Blacks had every reason to believe that northern white political leadership would support them. The Confederacy had launched the bloodiest war in American history. Over 700,000 Americans died in that war, which is more causalities than all the U.S. wars combined. Blacks, on the other hand, fought and died for the union. About 179,000 blacks, comprising 10% of the Union troops, fought in the war, with about 40,000 dying. So, that was the Choice. Do you give the lands to blacks who toiled it for 246 years and fought and died at your side; or do you give it back to the confederate?
Northern politicians and industrialist were clear. Cotton was still an important component of the southern economy, and these leaders wanted to reconstruct the South under white leadership and control, and this meant returning the confiscated land to their confederate owners and recreating the former slaves as a semi-free peasantry tied to white owned land.
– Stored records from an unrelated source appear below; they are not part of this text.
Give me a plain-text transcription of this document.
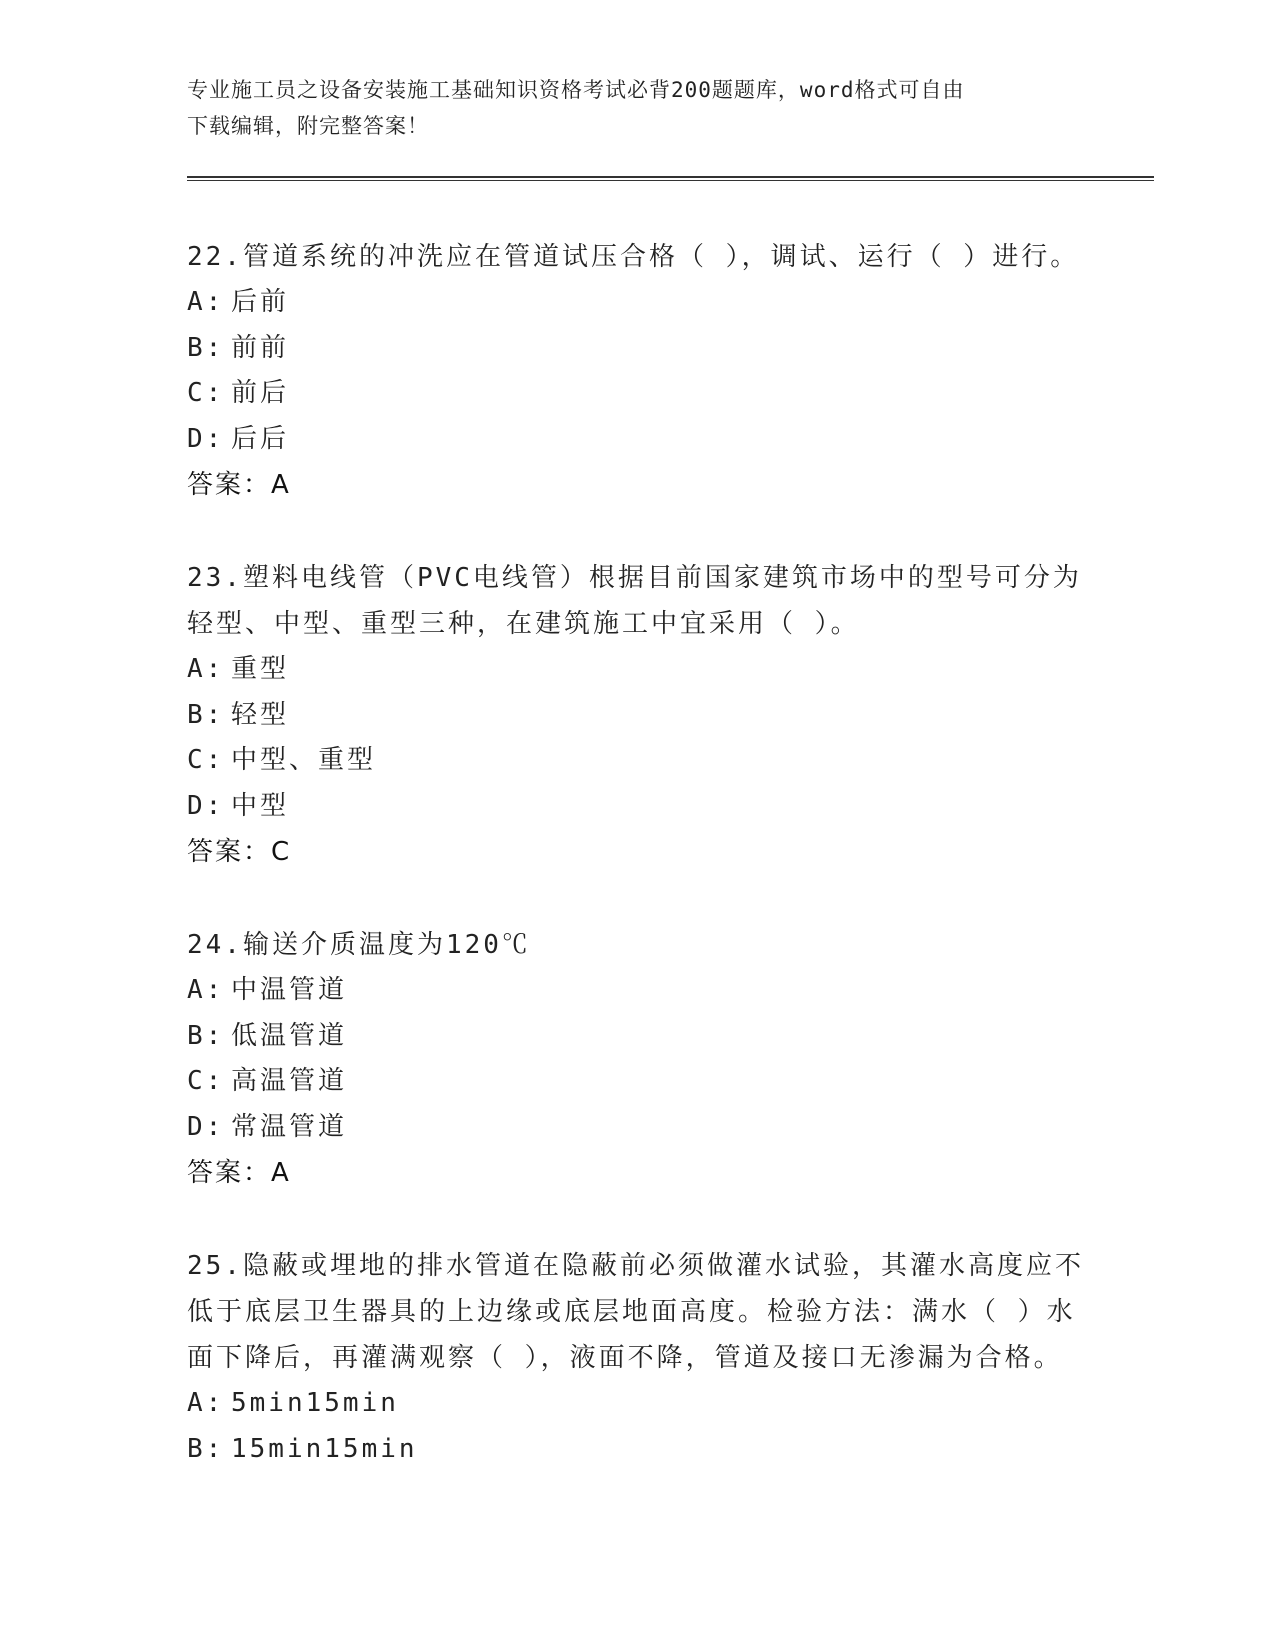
专业施工员之设备安装施工基础知识资格考试必背200题题库，word格式可自由
下载编辑，附完整答案！
22.管道系统的冲洗应在管道试压合格（ ），调试、运行（ ）进行。
A: 后前
B: 前前
C: 前后
D: 后后
答案：A
23.塑料电线管（PVC电线管）根据目前国家建筑市场中的型号可分为轻型、中型、重型三种，在建筑施工中宜采用（ ）。
A: 重型
B: 轻型
C: 中型、重型
D: 中型
答案：C
24.输送介质温度为120℃
A: 中温管道
B: 低温管道
C: 高温管道
D: 常温管道
答案：A
25.隐蔽或埋地的排水管道在隐蔽前必须做灌水试验，其灌水高度应不低于底层卫生器具的上边缘或底层地面高度。检验方法：满水（ ）水面下降后，再灌满观察（ ），液面不降，管道及接口无渗漏为合格。
A: 5min15min
B: 15min15min
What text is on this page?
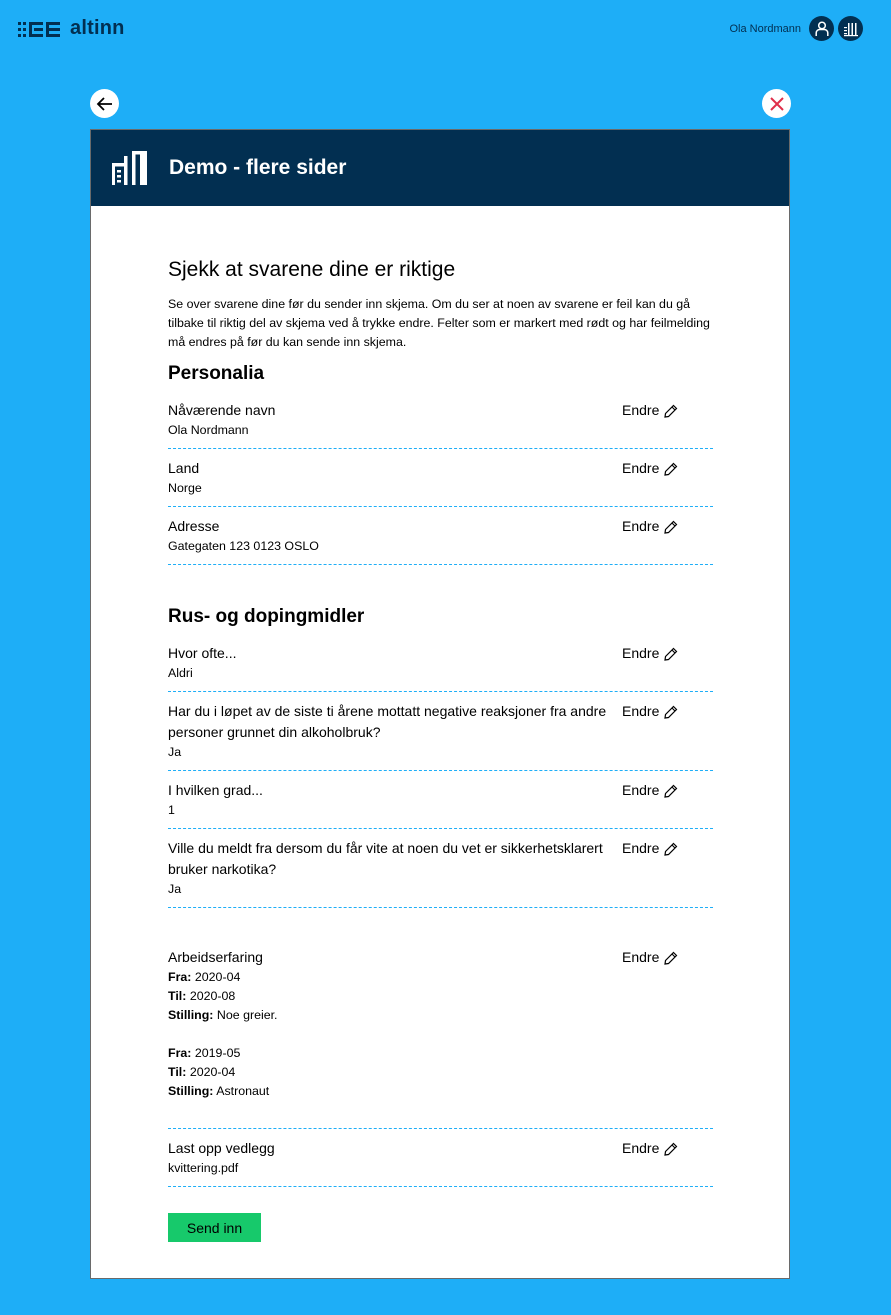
altinn	Ola Nordmann
Demo - flere sider
Sjekk at svarene dine er riktige
Se over svarene dine før du sender inn skjema. Om du ser at noen av svarene er feil kan du gå tilbake til riktig del av skjema ved å trykke endre. Felter som er markert med rødt og har feilmelding må endres på før du kan sende inn skjema.
Personalia
Nåværende navn
Ola Nordmann
Endre
Land
Norge
Endre
Adresse
Gategaten 123 0123 OSLO
Endre
Rus- og dopingmidler
Hvor ofte...
Aldri
Endre
Har du i løpet av de siste ti årene mottatt negative reaksjoner fra andre personer grunnet din alkoholbruk?
Ja
Endre
I hvilken grad...
1
Endre
Ville du meldt fra dersom du får vite at noen du vet er sikkerhetsklarert bruker narkotika?
Ja
Endre
Arbeidserfaring
Fra: 2020-04
Til: 2020-08
Stilling: Noe greier.
Fra: 2019-05
Til: 2020-04
Stilling: Astronaut
Endre
Last opp vedlegg
kvittering.pdf
Endre
Send inn
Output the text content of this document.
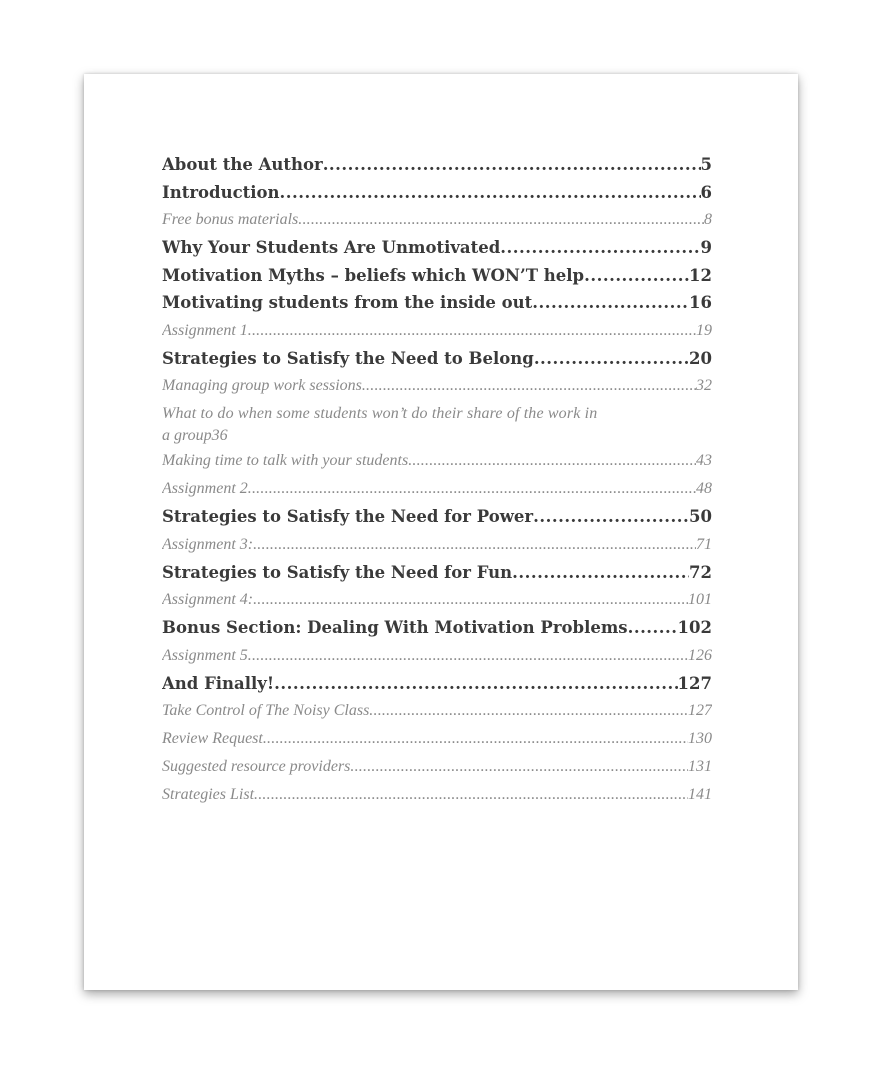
About the Author .....	5
Introduction .....	6
Free bonus materials .....	8
Why Your Students Are Unmotivated .....	9
Motivation Myths – beliefs which WON’T help .....	12
Motivating students from the inside out .....	16
Assignment 1 .....	19
Strategies to Satisfy the Need to Belong .....	20
Managing group work sessions .....	32
What to do when some students won’t do their share of the work in
a group 36
Making time to talk with your students .....	43
Assignment 2 .....	48
Strategies to Satisfy the Need for Power .....	50
Assignment 3: .....	71
Strategies to Satisfy the Need for Fun .....	72
Assignment 4: .....	101
Bonus Section: Dealing With Motivation Problems .....	102
Assignment 5 .....	126
And Finally! .....	127
Take Control of The Noisy Class .....	127
Review Request .....	130
Suggested resource providers .....	131
Strategies List .....	141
To make this system work, a new method of social control had to be established.
During his presidency, Andrew Johnson ordered the return of all land under federal control to its previous owners. The Freedman’s Bureau, then, informed blacks on these lands that they could either sign labor contracts with the planters or be evicted. The army troops would forcibly remove those who refused or resisted. Through these and other means, whites from the old Confederacy were able to regain control over the agricultural lands and reestablish their political power.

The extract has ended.